Les aides sociales non contributives versées aux étrangers coûtent entre 15 et 20 milliards d'euros par an (plus que le budget de la Justice), tandis que l'Aide Médicale d'État (AME) pour les clandestins s'élève à 1,3 milliard d'euros. Les étrangers représentent 9,1 % de la population mais commettent 38 % des cambriolages élucidés et 91 % des vols dans les transports en Île-de-France. Pourtant, l'administration refuse d'expulser : le taux d'exécution des OQTF plafonne à un dérisoire 11,4 %.

"Le Qatar de l'électricité" sabordé

"Sous de Gaulle et Pompidou, la France a bâti le parc nucléaire civil le plus ambitieux d'Europe. Nous aurions dû être le Qatar de l'électricité", affirme Knafo. Ce trésor national a été sacrifié sur l'autel de la politique politicienne : Fermeture de Superphénix en 1997 par Jospin pour faire entrer les Verts au gouvernement. Vente d'Alstom en 2014 (turbines Arabelle) encouragée par Emmanuel Macron, avant d’être rachetée au prix fort dix ans plus tard. Fermeture de Fessenheim en 2020 par Macron et le gouvernement Philippe "pour complaire aux écologistes".

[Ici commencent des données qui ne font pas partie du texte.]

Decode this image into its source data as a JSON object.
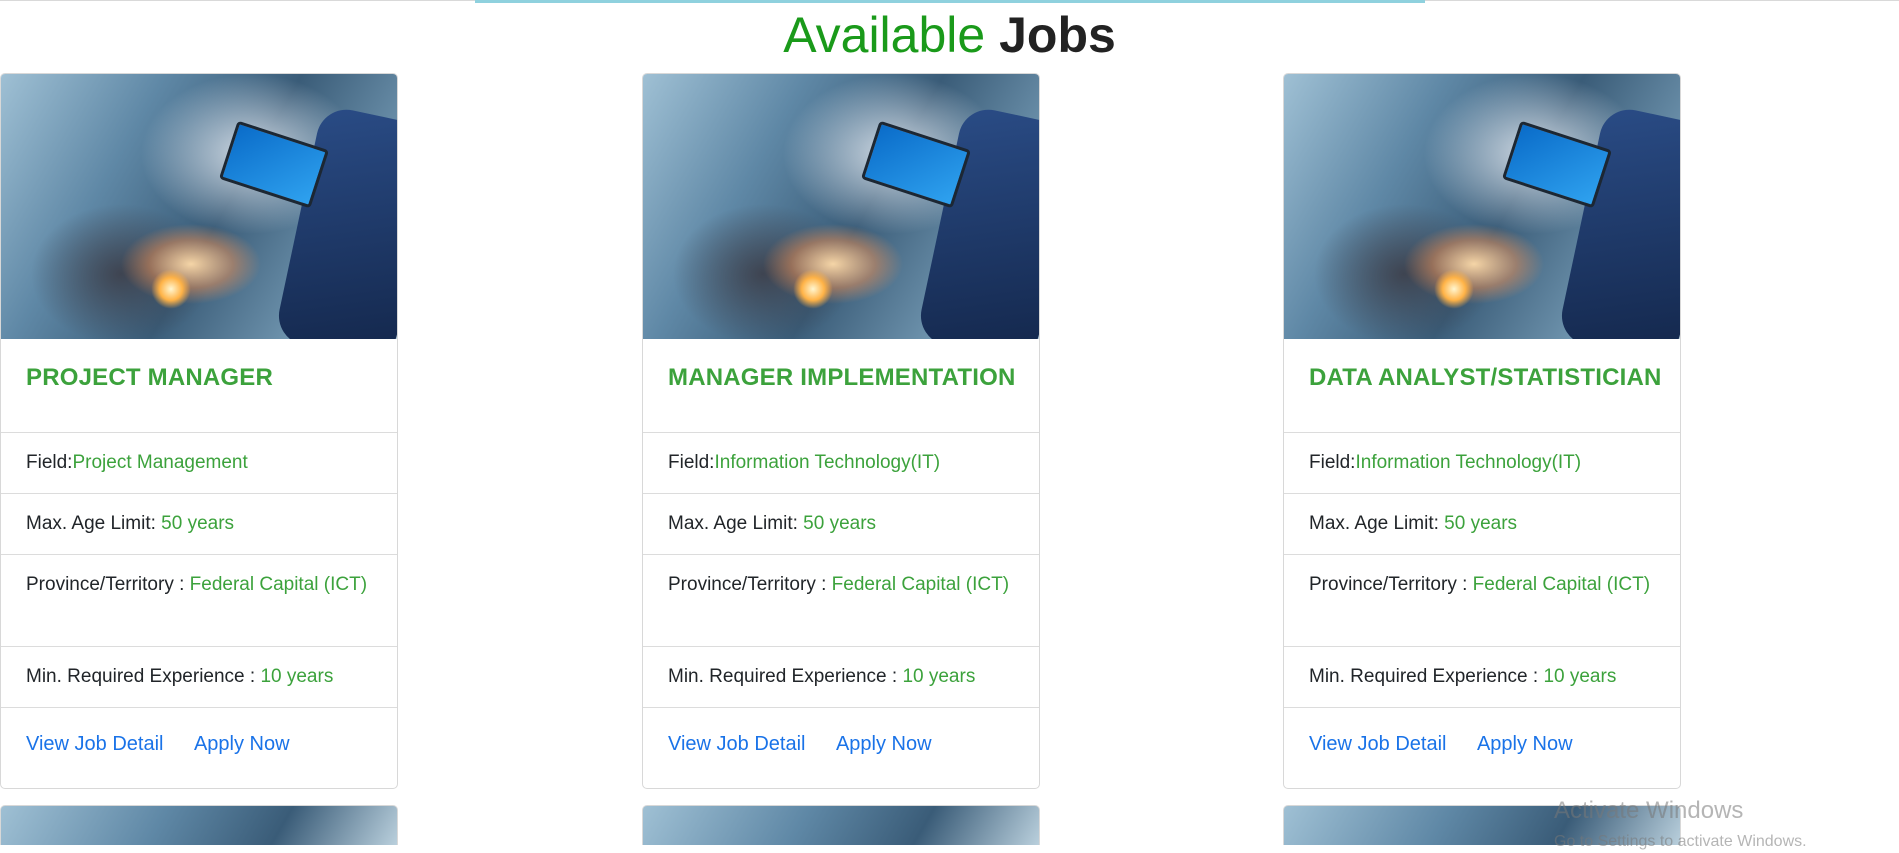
{
  "page": {
    "title_part1": "Available",
    "title_part2": "Jobs"
  },
  "jobs": [
    {
      "title": "PROJECT MANAGER",
      "field_label": "Field:",
      "field_value": "Project Management",
      "age_label": "Max. Age Limit:",
      "age_value": "50 years",
      "province_label": "Province/Territory :",
      "province_value": "Federal Capital (ICT)",
      "experience_label": "Min. Required Experience :",
      "experience_value": "10 years",
      "view_label": "View Job Detail",
      "apply_label": "Apply Now"
    },
    {
      "title": "MANAGER IMPLEMENTATION",
      "field_label": "Field:",
      "field_value": "Information Technology(IT)",
      "age_label": "Max. Age Limit:",
      "age_value": "50 years",
      "province_label": "Province/Territory :",
      "province_value": "Federal Capital (ICT)",
      "experience_label": "Min. Required Experience :",
      "experience_value": "10 years",
      "view_label": "View Job Detail",
      "apply_label": "Apply Now"
    },
    {
      "title": "DATA ANALYST/STATISTICIAN",
      "field_label": "Field:",
      "field_value": "Information Technology(IT)",
      "age_label": "Max. Age Limit:",
      "age_value": "50 years",
      "province_label": "Province/Territory :",
      "province_value": "Federal Capital (ICT)",
      "experience_label": "Min. Required Experience :",
      "experience_value": "10 years",
      "view_label": "View Job Detail",
      "apply_label": "Apply Now"
    }
  ],
  "watermark": {
    "title": "Activate Windows",
    "subtitle": "Go to Settings to activate Windows."
  },
  "colors": {
    "title_green": "#1a9a1a",
    "value_green": "#3ca23c",
    "link_blue": "#1a73e8",
    "accent_line": "#8fd1de"
  }
}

L'obésité administrative : une machine qui tourne à vide

La France compte 5,9 millions de fonctionnaires, soit un actif sur cinq. Walmart et Amazon, les deux plus grands employeurs privés mondiaux, emploient ensemble 3,6 millions de salariés pour servir l'humanité entière. La France emploie 2 millions d’agents de plus pour 67 millions de citoyens ! "Mais où sont-ils ?" S'interroge Knafo. Seulement 2,2 millions d'agents sont sur le terrain (enseignants, soignants, policiers, militaires, pompiers, magistrats). Les 3,7 millions restants (63 %) administrent l’Administration.

Sarah Knafo pointe des dérives bureaucratiques : le nombre d’agriculteurs français a chuté de 65 % depuis 1980 alors que dans le même temps, les effectifs du ministère de l'Agriculture ont doublé, passant de 18 000 à 36 000 fonctionnaires. Autres exemples : la Banque de France emploie 10 000 salariés alors qu'elle ne gère plus le franc depuis 25 ans. À titre de comparaison, la Banque d'Angleterre, qui gère toujours la livre sterling, n'en emploie que 5 000. La Mairie de Paris, elle, emploie 400 personnes pour sa communication et seulement 207 pour l’entretien de ses égouts.

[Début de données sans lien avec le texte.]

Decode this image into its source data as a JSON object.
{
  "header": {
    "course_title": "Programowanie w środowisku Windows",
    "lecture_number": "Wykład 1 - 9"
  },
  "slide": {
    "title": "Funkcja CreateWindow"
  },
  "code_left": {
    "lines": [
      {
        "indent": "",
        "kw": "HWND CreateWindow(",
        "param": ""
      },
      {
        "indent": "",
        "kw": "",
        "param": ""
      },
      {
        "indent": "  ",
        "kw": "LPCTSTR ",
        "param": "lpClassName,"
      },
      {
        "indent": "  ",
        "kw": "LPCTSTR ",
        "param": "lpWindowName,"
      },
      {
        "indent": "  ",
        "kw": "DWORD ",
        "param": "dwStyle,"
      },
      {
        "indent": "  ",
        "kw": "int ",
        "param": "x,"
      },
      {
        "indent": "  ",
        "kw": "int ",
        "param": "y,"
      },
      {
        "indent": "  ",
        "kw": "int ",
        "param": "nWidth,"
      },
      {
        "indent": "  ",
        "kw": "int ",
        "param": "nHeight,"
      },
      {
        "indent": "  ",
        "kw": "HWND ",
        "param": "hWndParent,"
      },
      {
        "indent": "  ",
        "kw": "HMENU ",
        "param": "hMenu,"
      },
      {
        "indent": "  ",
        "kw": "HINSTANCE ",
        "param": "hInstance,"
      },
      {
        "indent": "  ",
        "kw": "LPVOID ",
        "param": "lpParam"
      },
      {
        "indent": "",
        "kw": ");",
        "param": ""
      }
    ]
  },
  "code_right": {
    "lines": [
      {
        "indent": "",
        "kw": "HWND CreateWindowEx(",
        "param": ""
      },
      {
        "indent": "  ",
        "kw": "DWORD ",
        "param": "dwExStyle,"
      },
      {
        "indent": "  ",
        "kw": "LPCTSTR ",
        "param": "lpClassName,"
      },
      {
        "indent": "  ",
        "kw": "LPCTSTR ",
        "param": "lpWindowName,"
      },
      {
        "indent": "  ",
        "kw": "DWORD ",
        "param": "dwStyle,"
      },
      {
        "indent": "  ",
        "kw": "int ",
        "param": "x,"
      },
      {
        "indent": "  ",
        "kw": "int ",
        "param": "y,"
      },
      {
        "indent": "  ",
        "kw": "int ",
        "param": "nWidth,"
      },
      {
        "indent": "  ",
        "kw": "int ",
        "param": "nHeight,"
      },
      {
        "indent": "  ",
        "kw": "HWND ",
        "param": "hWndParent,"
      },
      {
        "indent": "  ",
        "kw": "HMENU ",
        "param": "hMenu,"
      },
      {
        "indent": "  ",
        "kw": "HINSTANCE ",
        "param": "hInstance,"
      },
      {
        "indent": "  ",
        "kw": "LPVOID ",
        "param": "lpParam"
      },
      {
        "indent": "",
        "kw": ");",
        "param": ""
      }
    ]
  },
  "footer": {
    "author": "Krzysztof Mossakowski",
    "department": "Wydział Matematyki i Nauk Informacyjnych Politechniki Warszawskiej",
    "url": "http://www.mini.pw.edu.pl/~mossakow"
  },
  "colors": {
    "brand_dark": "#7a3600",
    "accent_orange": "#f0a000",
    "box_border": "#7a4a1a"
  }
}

Où trouver 130 milliards d'économies ?

Pour Sarah Knafo, la solution n'est pas l'austérité, mais un plan de redressement et d'enrichissement collectif qui permettrait de faire 130 milliards d'euros d'impôts d'économie tout en augmentant de 10% les salaires, en supprimant la CSG d'activité pour tous les actifs.

Mais où faire des économies ?

  • Dans la fonction publique : Non-remplacement de 800 000 départs administratifs sur les 2,3 millions de départs naturels d'ici 5 ans (40 milliards d'économies).
  • Prestations sociales : Fin des prestations sociales non contributives (RSA, APL, allocs) pour les étrangers (15 à 20 milliards d'économies) et limitation du RSA à 3 ans maximum pour les actifs en capacité de travailler (4,8 milliards d'économies).
  • Immigration et International : Suppression de l'aide publique au développement (14 milliards d'économies) et retour de la contribution française au budget de l'Union européenne à son niveau d'avant-Covid (14 milliards d'économies).
  • Agences et Structures inutiles : Suppression de l'Anah (6 milliards), de France Travail pour sa mission obsolète de mise en relation (4 milliards), de l'Ademe (3,4 milliards), de la transition vers les énergies renouvelables intermittentes (8 milliards), des ARS (1 milliard) et du CESE (66 millions).
  • Médias et Associations : Privatisation de l’audiovisuel public (4 milliards) et suppression des subventions aux associations politisées et militantes (1 à 2 milliards).